Folha de S. Paulo


O 'acórdão' e o 'acordão'

Há alguns dias, num telejornal noturno, o apresentador disse que seria necessária a publicação de um "acordão" para que o partido X pudesse levar adiante... Talvez por influência do termo "acordão", muito mais frequente no noticiário do que o termo "acórdão", o apresentador leu "acordão" em vez de "acórdão".

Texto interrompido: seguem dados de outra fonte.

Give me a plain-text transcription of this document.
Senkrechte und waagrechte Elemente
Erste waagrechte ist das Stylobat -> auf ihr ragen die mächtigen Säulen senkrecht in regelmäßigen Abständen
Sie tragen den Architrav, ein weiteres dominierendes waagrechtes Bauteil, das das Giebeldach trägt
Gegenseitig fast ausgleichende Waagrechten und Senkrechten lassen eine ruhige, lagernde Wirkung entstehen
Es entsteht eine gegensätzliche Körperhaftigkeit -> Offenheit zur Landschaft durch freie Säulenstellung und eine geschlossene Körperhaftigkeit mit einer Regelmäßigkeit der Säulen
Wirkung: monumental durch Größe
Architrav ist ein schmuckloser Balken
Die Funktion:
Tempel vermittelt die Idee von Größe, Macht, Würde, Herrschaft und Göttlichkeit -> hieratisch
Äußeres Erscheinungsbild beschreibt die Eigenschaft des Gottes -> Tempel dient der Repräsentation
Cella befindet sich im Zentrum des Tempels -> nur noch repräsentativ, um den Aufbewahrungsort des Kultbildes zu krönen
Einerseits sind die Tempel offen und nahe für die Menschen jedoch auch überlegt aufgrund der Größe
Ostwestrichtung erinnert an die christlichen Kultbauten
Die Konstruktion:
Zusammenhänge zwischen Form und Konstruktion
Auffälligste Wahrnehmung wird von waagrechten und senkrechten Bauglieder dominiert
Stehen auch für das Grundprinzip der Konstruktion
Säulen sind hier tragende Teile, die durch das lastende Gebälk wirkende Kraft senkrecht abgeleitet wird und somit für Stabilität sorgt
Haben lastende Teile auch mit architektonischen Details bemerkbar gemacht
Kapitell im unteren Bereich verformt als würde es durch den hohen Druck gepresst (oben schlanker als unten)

Bem, a esta altura talvez seja preciso chamar a atenção "visual" do leitor, ao qual pergunto: reparou que escrevi duas palavras distintas, bem distintas? Escrevi "acordão", aumentativo de "acordo", e "acórdão", termo jurídico, que significa "decisão final proferida sobre um processo por tribunal superior, que funciona como paradigma para solucionar casos análogos" ("Houaiss"). Como já disse, o apresentador do telejornal leu "acordão", e não "acórdão", o termo cabível naquele contexto.

Neste país de acordos e acordões escandalosos, espúrios, em que, entre tantos exemplos escabrosos, Lula e Maluf posam juntos sorrindo, anunciam conchavos etc., em que Deus e o Diabo se unem pelas mais diversas razões, o acordão (aumentativo de "acordo") é termo muito mais comum do que "acórdão".

Isso talvez explique o cochilo do apresentador, mas nada explica o fato de ninguém na Redação ter percebido isso. Se alguém tivesse notado o cochilo, poderia ter dado a dica ao apresentador (pelo ponto eletrônico). O passo seguinte seria dado pelo próprio apresentador, que pediria desculpa e diria que a forma correta é "acórdão". O auge seria a explicação do significado desse termo.

Com tanta bobajada sendo dita nos telejornais ("crime doloso", por exemplo, que os colegas insistem em definir como "aquele em que há intenção de matar"), não custaria nada uma autocorreção e, melhor ainda, uma didática explicação.

Há um bom tempo, uma apresentadora (que integrava uma dupla que durante anos conduziu um telejornal noturno) disse que o Cruzeiro enfrentaria "o Nacional, de Montevídeo". Sim, caro leitor, "Montevídeo", com intensidade tonal no "i", como se fosse "monte" + "vídeo". Ora, a capital do querido Uruguai é a belíssima Montevidéu (com "éu", em português; em espanhol é "Montevideo").

A começar pelos precários painéis dos nossos aeroportos, não é difícil ver por aí a grafia "Montevideo", assim como não é difícil ver gente (jornalistas incluídos) que não tem o menor conhecimento da existência de uma cidade chamada "Montevidéu"... Bem, como acentuação, grafia, geografia etc. também são matérias raras para muita gente, não é surpresa alguém ler "Montevídeo".

Convém citar outro caso que deixa muita gente em maus lençóis: a grafia e a pronúncia de formas como "roubaram" e "roubarão", "enganaram" e "enganarão", "pedalaram" e "pedalarão", "mentiram" e "mentirão" etc. Nesses casos, as formas terminadas em "-ram" são da terceira do plural do pretérito perfeito do indicativo; as terminadas em "-rão" são da terceira do plural do futuro do presente do indicativo. Quem faz referência às pedaladas de 2014 e às (já confessadas) de 2015 dirá que os ciclistas de turno pedalaram por motivos "nobilíssimos"; quem achar que nada mudará em 2016 poderá dizer que esses "ínclitos" e "ímprobos" ciclistas pedalarão novamente.

Em tempo: cuidado com a leitura dos adjetivos que acabei de usar. Acento não é enfeite. "Ínclitos" e "ímprobos" são proparoxítonos, como nos indica a presença do acento agudo nas duas palavras. E cuidado: "ímprobo" (proparoxítono) é antônimo de "probo" (paroxítono). O significado desses adjetivos? Mãos à obra. Vá aos dicionários. É isso.